Scopes are pretty hard to blow up unless possibly you are working with circuitry directly connected to the power line (not thru a transformer or other isolated power supply).
Ordinarly scope probes are usually switchable between x1 and x10. What is being multiplied is the impedance, not the voltage as you might think at first glance. The voltage is multiplied by the inverse. A x1 probe therefore has the impedance on the label (usually around 1 MΩ and 10-20 pF) and passes the voltage directly. A x10 probe has 10 times the impedance and attenuates the measured voltage by 10 before passing it to the scope. Therefore if you're not sure what voltage the circuit is, start by putting all the probes on the x10 setting and choose a high voltage scale. Since digital scopes can do math, nowadays you tell the scope (or fancy ones can sense for themselves) what setting your probe is and it automatically adjusts the voltage scale accordingly. For example, the 5 V/div setting for a x1 probe automatically becomes 50 V/div and is displayed that way when using a x10 probe.

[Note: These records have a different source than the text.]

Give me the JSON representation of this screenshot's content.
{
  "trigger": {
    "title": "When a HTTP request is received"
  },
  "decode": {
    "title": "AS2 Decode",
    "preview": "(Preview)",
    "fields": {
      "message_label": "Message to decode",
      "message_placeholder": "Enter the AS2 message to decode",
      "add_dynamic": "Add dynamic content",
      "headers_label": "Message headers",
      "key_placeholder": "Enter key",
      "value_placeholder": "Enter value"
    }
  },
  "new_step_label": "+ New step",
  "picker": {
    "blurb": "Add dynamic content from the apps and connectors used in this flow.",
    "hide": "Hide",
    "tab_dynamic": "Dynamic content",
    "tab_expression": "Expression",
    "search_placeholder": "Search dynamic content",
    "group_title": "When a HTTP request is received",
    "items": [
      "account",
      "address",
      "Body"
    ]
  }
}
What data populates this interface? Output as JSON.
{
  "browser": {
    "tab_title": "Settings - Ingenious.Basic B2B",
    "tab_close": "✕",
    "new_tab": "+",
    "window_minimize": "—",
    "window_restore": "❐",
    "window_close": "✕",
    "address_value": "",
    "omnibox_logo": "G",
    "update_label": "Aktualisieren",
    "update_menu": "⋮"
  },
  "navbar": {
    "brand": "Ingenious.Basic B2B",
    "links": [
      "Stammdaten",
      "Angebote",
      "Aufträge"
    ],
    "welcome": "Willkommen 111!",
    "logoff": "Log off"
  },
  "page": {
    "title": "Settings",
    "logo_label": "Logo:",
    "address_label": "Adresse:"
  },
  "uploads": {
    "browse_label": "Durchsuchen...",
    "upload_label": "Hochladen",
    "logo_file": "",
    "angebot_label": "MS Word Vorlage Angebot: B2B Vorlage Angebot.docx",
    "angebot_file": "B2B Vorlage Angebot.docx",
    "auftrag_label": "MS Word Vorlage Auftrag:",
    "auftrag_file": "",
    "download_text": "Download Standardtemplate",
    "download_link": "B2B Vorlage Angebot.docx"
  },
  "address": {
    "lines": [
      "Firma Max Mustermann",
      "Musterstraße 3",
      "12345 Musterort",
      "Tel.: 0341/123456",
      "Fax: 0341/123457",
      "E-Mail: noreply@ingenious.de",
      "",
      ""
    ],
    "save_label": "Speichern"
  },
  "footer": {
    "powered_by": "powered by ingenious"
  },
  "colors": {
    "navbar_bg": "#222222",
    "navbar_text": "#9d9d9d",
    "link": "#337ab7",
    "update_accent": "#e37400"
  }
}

Otherwise there is little you can do to hurt a scope. Getting a useful display for various conditions is something else to learn. When I don't know much about the signal or am just using the scope more like a voltmeter because it's already on and sitting on my bench, I usually keep it at x1 probe, 1 V/div vertical, 1 ms/div horizontal, auto trigger, with the vertical offset adjusted so ground is one or two divisions from the bottom.